Beata Mårtensson-Brummer (1 April 1880 — 15 July 1956) was a Swedish painter, ceramist, art teacher and philanthropist. After studying in Stockholm, France and Italy, from 1908 she worked at the Gustavsberg Porcelain Factory where she designed glazed vases and pottery. She taught painting at the Högre konstindustriella skolan (now Konstfack) where she was appointed head teacher in 1915. In 1911, she married the Hungarian-born sculptor Joseph Brummer. After first helping him to run his gallery in Paris, in 1920 she joined him in New York where he ran the Brummer Gallery in Manhattan until his death in 1947. Mårtensson-Brummer returned to Sweden in 1953. On her death in 1956, she bequeathed considerable amounts of funding to Sweden's cultural institutions.
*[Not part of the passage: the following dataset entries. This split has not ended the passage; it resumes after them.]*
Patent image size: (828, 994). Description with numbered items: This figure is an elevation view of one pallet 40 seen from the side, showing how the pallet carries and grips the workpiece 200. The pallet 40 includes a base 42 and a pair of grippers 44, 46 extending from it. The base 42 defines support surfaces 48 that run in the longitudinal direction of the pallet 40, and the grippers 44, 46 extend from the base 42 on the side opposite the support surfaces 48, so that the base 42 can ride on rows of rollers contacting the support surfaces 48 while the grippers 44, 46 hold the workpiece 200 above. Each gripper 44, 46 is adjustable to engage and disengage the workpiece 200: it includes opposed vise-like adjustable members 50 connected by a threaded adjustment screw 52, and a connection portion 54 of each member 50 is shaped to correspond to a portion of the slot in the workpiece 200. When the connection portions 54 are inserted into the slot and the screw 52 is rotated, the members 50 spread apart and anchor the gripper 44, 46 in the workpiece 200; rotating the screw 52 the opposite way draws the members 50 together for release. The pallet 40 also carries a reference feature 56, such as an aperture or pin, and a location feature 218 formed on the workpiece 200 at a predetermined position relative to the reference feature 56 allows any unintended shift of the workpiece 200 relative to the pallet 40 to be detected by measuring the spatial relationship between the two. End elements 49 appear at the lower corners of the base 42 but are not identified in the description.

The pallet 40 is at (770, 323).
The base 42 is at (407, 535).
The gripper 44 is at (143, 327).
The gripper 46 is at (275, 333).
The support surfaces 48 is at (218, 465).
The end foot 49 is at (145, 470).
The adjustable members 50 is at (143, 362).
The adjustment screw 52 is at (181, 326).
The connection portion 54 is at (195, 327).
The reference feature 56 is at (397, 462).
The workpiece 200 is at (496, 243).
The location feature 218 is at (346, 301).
==Early life, education and family==
Born in Lund on 1 April 1880, Beata Mårtensson was the daughter of the farmer Nils Mårtensson and his wife Bengta née Nilsdotter, She was the youngest of the family's six children. She studied at Stockholms's arts and crafts college Högre konstindustriella skolan (HKS, now Konstfack) graduating in 1902 and undertook study trips to Paris and Italy. In 1911, she married the Hungarian-born sculptor Joseph Brummer at a civil wedding in London.

==Career==
From 1908 to 1910, Mårtensson-Brummer designed and decorated vases and pottery in stoneware at the Gustavsberg Porcelain Factory where she collaborated closely with Gunnar Gunnarsson Wennerberg. While she followed his approach, she developed her own particular graphic style. On graduating, she was appointed as a painting instructor at Högre konstindustriella skolan until 1911. After a period in Paris where she helped her husband and his brothers with their gallery, she returned to Stockholm in 1915 to take up an appointment as head teacher at HKS which she maintained until 1920.

She then joined her husband in New York where she helped him run his gallery in Manhattan. In particular, she arranged many exhibitions of European modern art. When he died in 1947, she moved back to Stockholm.

Mårtensson-Brummer was a versatile artist, painting in both oils and watercolours. In addition to decorating ceramics, she made designs for lace and tapestry. She participated in Stockholm's 1909 Art Industry Exhibition and later at the city's Konstnärshuset. Her works are represented in Sweden's National Museum and in the collections of Gustav VI Adoft and Waldemarsudde.

Beata Mårtensson-Brummer died in Stockholm on 15 July 1956, leaving a significant fortune to Sweden's cultural institutions as well as many high-quality objets d'art.